Linear behave differently with 2D and 3D input

XinJiade · March 1, 2024, 8:02am

Hi guys,
I run the following code on torch 1.13.1, but got the inequal results. Why Linear behave differently with 2D and 3D input?

a = torch.randn(3, 4, 5)
l1 = torch.nn.Linear(5, 7, bias=True)
torch.equal(l1(a)[0, 0, :], l1(a[0, 0, :]))    # False
torch.equal(l1(a)[0:2, 0:4, :], l1(a[0:2, 0:4, :]))   # True
torch.equal(l1(a)[0:2, 0:3, :], l1(a[0:2, 0:3, :]))   # False

AlphaBetaGamma96 · March 1, 2024, 12:13pm

Hi @XinJiade,

The difference is most likely due to floating point precision, which for torch.float32 precision is around 1e-7. Although the operation are mathematically identical, their floating point operation will differ.

a = torch.randn(3, 4, 5)
l1 = torch.nn.Linear(5, 7, bias=True)
torch.allclose(l1(a)[0, 0, :], l1(a[0, 0, :])) #True
torch.allclose(l1(a)[0:2, 0:4, :], l1(a[0:2, 0:4, :])) #True
torch.allclose(l1(a)[0:2, 0:3, :], l1(a[0:2, 0:3, :])) #True

You can print out the difference between the terms and see that they have elements which differ by 1e-8, when checking the difference between 2 tensors use torch.allclose rather than torch.equal

XinJiade · March 8, 2024, 7:50am

Thank you for your response.
In my situation, these differences will be acummulated as the layers go deeper. I wonder why the operation orders of 2D and 3D linear are different? Are there any documents about the operation orders of 2d and 3d linear?

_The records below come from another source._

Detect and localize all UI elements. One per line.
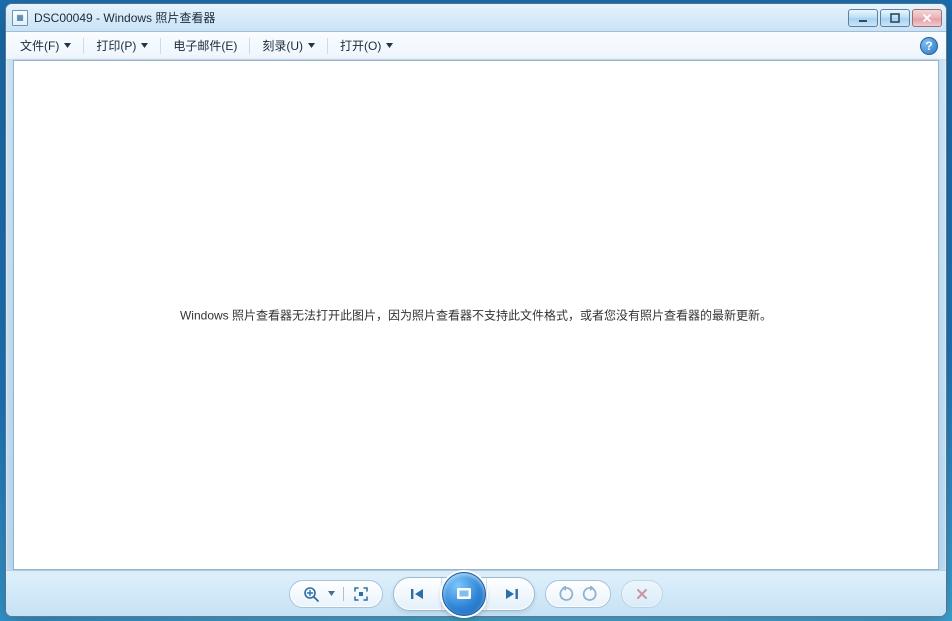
- fit-window-icon: [352, 585, 370, 603]
- menu-file-label: 文件(F): [20, 37, 59, 54]
- chevron-down-icon: [328, 591, 335, 596]
- chevron-down-icon: [386, 43, 393, 48]
- x-icon: [635, 587, 649, 601]
- previous-button[interactable]: [394, 578, 442, 610]
- menubar: 文件(F) 打印(P) 电子邮件(E) 刻录(U) 打开(O) ?: [6, 32, 946, 60]
- menu-open-label: 打开(O): [340, 37, 381, 54]
- menu-burn[interactable]: 刻录(U): [254, 33, 323, 58]
- caption-buttons: [848, 9, 944, 27]
- zoom-group: [289, 580, 383, 608]
- slideshow-icon: [453, 583, 475, 605]
- viewport-error-message: Windows 照片查看器无法打开此图片，因为照片查看器不支持此文件格式，或者您…: [180, 307, 772, 324]
- menu-separator: [83, 38, 84, 54]
- navigation-group: [393, 577, 535, 611]
- rotate-cw-icon: [582, 586, 598, 602]
- menu-separator: [160, 38, 161, 54]
- menu-email-label: 电子邮件(E): [173, 37, 237, 54]
- menu-separator: [249, 38, 250, 54]
- window-title: DSC00049 - Windows 照片查看器: [34, 9, 215, 26]
- chevron-down-icon: [64, 43, 71, 48]
- menu-separator: [327, 38, 328, 54]
- fit-button[interactable]: [352, 585, 370, 603]
- menu-print[interactable]: 打印(P): [88, 33, 156, 58]
- close-button[interactable]: [912, 9, 942, 27]
- minimize-button[interactable]: [848, 9, 878, 27]
- slideshow-button[interactable]: [442, 572, 486, 616]
- skip-previous-icon: [408, 587, 428, 601]
- rotate-ccw-icon: [558, 586, 574, 602]
- app-icon: ▦: [12, 10, 28, 26]
- control-bar: [6, 570, 946, 616]
- menu-burn-label: 刻录(U): [262, 37, 303, 54]
- menu-open[interactable]: 打开(O): [332, 33, 401, 58]
- menu-email[interactable]: 电子邮件(E): [165, 33, 245, 58]
- close-icon: [921, 12, 933, 24]
- separator: [343, 587, 344, 601]
- rotate-group: [545, 580, 611, 608]
- rotate-cw-button[interactable]: [582, 586, 598, 602]
- skip-next-icon: [501, 587, 521, 601]
- maximize-icon: [889, 12, 901, 24]
- rotate-ccw-button[interactable]: [558, 586, 574, 602]
- chevron-down-icon: [141, 43, 148, 48]
- magnifier-plus-icon: [302, 585, 320, 603]
- next-button[interactable]: [486, 578, 534, 610]
- delete-button[interactable]: [621, 580, 663, 608]
- menu-file[interactable]: 文件(F): [12, 33, 79, 58]
- help-button[interactable]: ?: [920, 37, 938, 55]
- app-window: ▦ DSC00049 - Windows 照片查看器 文件(F) 打印(P) 电: [5, 3, 947, 617]
- titlebar: ▦ DSC00049 - Windows 照片查看器: [6, 4, 946, 32]
- chevron-down-icon: [308, 43, 315, 48]
- minimize-icon: [857, 12, 869, 24]
- zoom-button[interactable]: [302, 585, 320, 603]
- maximize-button[interactable]: [880, 9, 910, 27]
- menu-print-label: 打印(P): [96, 37, 136, 54]
- image-viewport: Windows 照片查看器无法打开此图片，因为照片查看器不支持此文件格式，或者您…: [13, 60, 939, 570]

J_Johnson · March 8, 2024, 8:10am

The bulk of machine learning is a minimization problem. Thus small discrepancies in rounding can act as a form of regularization(albeit, minor) - so it can help prevent overfitting. For this reason, it’s better to use float16 or bfloat16.

ptrblck · March 8, 2024, 1:31pm

This is expected and neither result is “more correct” in such a case and should show a similar error to a wider dtype. If these expected numerical errors, caused by the limited floating point precision, are causing issues for your use case, you might want to use e.g. float64.